Ah! Here’s good ammunition for Jews of the “holier-than-thou” and “I told you so!” categories. The built-in identify factor that goes with circumcision has caused many Jewish men much grief over the years — when they’ve had to strip nude in military showers, for example, to be recognized and taunted, or at the hands of Crusaders and Nazis identifying their “kill.” Even today — perhaps especially today — many Jews who’ve continued to follow that God-mandated practice feel compelled to defend it to an army of folks (unfortunately including some other Jews) who condemn it as inhumanly cruel to defenseless infants. It’s a matter of cleanliness, they say. Even Queen Elizabeth recognized that: She had her princely sons circumcised — and by a mohel, no less!

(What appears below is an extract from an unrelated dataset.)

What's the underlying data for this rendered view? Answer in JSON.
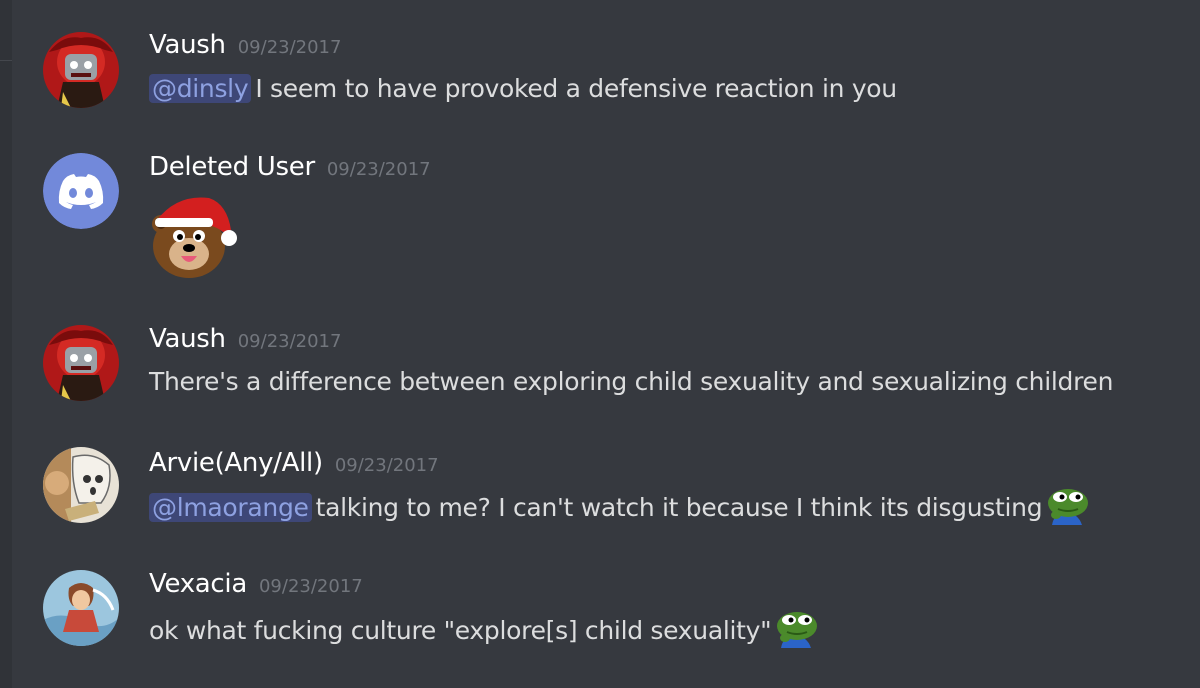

But now, these justifiers are vindicated: God knew better all the time! We can see how he’s really been taking care of us! This new, big picture is showing everyone that the circumcised ones are the survivors!
We’d better step back a minute and take another look. God is our father. Throughout the coming holidays, from Selichot to that final shofar blast on Yom Kippur, we’ll be praying to him that way. But has there ever been a father who, beset by kids badgering him, endlessly asking why they have to do certain things certain ways, hasn’t resorted to that old cliché response: “Because I say so, that’s why!”?
And God is also our king. That’s the way our High Holy Days prayers put it: our Father, our King. And certainly there’s never been a king who hasn’t issued an edict without reason and without explanation, but solely with the demand that it be followed.
The Rosh Hashanah-Yom Kippur lesson comes from Sinai. We don’t keep kosher, or not, because of the FDA. We don’t circumcise, or not, because of the CDC. We do these things because they’re part of our God-given identity. Let’s try to think of God’s laws that way this year, with every shofar blast. Tishrei awaits! Shanah Tovah coming!